The mean of the truncated distribution is:

$\displaystyle \mu^*=\frac{\int_0^{1000} x p(x)\;dx}{\int_0^{1000} p(x)\;dx}$

where $\displaystyle p(x)$ is the density (in this case the log-normal density) of the un-truncated distribution

and the variance of the truncated distribution is:

$\displaystyle \sigma^*=\frac{\int_0^{1000} (x-\mu^*)^2 p(x)\;dx}{\int_0^{1000} p(x)\;dx}$

and the task is to find the parameters of the underlying log-normal that when truncated give the same mean and variance as your actual data.

CB

5. Thanks, CB, but I think I'm still not 100% sure of what to do next. I believe the formulas you've outlined below are broadly applicable across all distributions; I'm not sure what the specific form of the equations will look like when the lognormal distribution is censored as described, nor exactly how to derive it.

Again, I appreciate your help, and hope you can help get me the rest of the way there.

- Steve J

6. Originally Posted by Steve_J
Thanks, CB, but I think I'm still not 100% sure of what to do next. I believe the formulas you've outlined below are broadly applicable across all distributions; I'm not sure what the specific form of the equations will look like when the lognormal distribution is censored as described, nor exactly how to derive it.

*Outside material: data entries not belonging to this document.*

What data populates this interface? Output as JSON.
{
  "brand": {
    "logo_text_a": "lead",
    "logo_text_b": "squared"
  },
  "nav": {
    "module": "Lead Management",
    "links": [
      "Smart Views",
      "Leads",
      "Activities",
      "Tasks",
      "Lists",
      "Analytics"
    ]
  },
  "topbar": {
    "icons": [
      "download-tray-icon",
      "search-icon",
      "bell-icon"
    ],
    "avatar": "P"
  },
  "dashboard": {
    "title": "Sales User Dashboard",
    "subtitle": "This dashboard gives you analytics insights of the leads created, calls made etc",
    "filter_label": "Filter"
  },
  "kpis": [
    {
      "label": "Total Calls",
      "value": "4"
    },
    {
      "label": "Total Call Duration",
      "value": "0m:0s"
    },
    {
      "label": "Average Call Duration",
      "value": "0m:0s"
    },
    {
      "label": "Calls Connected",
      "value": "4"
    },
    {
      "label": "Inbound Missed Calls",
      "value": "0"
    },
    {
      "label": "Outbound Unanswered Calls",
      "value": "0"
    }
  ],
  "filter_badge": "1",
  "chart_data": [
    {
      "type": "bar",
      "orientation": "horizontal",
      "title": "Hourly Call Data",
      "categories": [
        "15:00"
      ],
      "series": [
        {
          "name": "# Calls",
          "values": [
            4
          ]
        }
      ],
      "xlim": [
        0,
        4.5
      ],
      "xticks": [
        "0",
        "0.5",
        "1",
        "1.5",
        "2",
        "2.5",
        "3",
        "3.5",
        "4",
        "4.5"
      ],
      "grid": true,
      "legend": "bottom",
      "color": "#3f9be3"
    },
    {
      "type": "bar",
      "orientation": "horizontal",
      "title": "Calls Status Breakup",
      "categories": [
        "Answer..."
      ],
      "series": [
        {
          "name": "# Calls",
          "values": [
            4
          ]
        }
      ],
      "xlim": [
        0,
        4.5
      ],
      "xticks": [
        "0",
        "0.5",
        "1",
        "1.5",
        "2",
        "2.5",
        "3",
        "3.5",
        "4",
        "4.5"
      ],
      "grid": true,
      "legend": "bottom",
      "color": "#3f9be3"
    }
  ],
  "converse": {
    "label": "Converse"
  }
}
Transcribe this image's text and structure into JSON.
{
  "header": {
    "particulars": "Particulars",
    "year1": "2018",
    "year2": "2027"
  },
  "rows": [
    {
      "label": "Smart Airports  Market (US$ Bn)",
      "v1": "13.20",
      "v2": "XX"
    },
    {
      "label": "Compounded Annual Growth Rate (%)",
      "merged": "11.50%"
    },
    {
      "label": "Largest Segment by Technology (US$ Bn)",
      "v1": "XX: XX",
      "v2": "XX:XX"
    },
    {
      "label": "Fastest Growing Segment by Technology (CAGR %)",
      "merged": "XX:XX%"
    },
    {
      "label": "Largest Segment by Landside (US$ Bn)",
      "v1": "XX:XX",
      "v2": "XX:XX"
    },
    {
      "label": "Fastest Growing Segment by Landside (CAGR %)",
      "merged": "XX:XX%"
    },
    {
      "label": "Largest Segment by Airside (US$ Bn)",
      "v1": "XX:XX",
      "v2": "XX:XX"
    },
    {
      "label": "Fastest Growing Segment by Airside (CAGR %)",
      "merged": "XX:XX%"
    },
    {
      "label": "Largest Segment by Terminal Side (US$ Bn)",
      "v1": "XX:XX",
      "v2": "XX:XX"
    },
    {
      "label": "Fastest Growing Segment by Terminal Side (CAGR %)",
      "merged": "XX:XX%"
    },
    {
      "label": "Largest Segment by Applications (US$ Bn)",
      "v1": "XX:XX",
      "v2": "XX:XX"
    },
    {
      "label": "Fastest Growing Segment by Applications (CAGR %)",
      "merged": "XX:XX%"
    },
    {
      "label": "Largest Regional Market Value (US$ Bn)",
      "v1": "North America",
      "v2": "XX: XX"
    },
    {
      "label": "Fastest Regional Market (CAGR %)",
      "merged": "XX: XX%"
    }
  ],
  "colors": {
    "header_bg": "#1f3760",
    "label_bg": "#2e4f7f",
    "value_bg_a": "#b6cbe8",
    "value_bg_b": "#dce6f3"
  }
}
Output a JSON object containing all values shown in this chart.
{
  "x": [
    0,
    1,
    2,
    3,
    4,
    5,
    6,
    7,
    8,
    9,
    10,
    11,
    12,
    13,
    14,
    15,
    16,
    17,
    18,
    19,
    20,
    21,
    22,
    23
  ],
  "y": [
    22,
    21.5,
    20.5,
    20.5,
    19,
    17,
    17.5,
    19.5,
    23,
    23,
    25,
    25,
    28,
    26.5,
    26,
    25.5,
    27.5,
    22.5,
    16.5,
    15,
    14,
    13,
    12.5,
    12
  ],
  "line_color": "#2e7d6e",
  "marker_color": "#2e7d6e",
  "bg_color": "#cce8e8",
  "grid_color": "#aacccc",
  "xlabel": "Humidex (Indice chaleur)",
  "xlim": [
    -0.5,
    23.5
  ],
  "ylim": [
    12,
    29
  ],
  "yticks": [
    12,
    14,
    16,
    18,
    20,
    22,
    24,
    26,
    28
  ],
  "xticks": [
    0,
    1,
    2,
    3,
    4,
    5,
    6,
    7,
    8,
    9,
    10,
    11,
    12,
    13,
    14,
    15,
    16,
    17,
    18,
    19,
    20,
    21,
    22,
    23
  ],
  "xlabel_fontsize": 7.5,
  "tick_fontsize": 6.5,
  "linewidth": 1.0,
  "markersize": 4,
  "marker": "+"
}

Again, I appreciate your help, and hope you can help get me the rest of the way there.

- Steve J
Do you have the mean and variance of your sample?

The density of the log-normal distribution is:

$\displaystyle p(x,\mu,\sigma^2)=\frac{1}{x\sigma\sqrt{2\pi}}e^{-\frac{(\ln(x)-\mu)^2}{2\sigma^2}}$

So now we can (numerically at least) determin the mean and variance of the truncated log-normal using the formulas I posted earlier.

An alternative is to compute the mean and variance og the log of your data and fit a truncated normal distribution.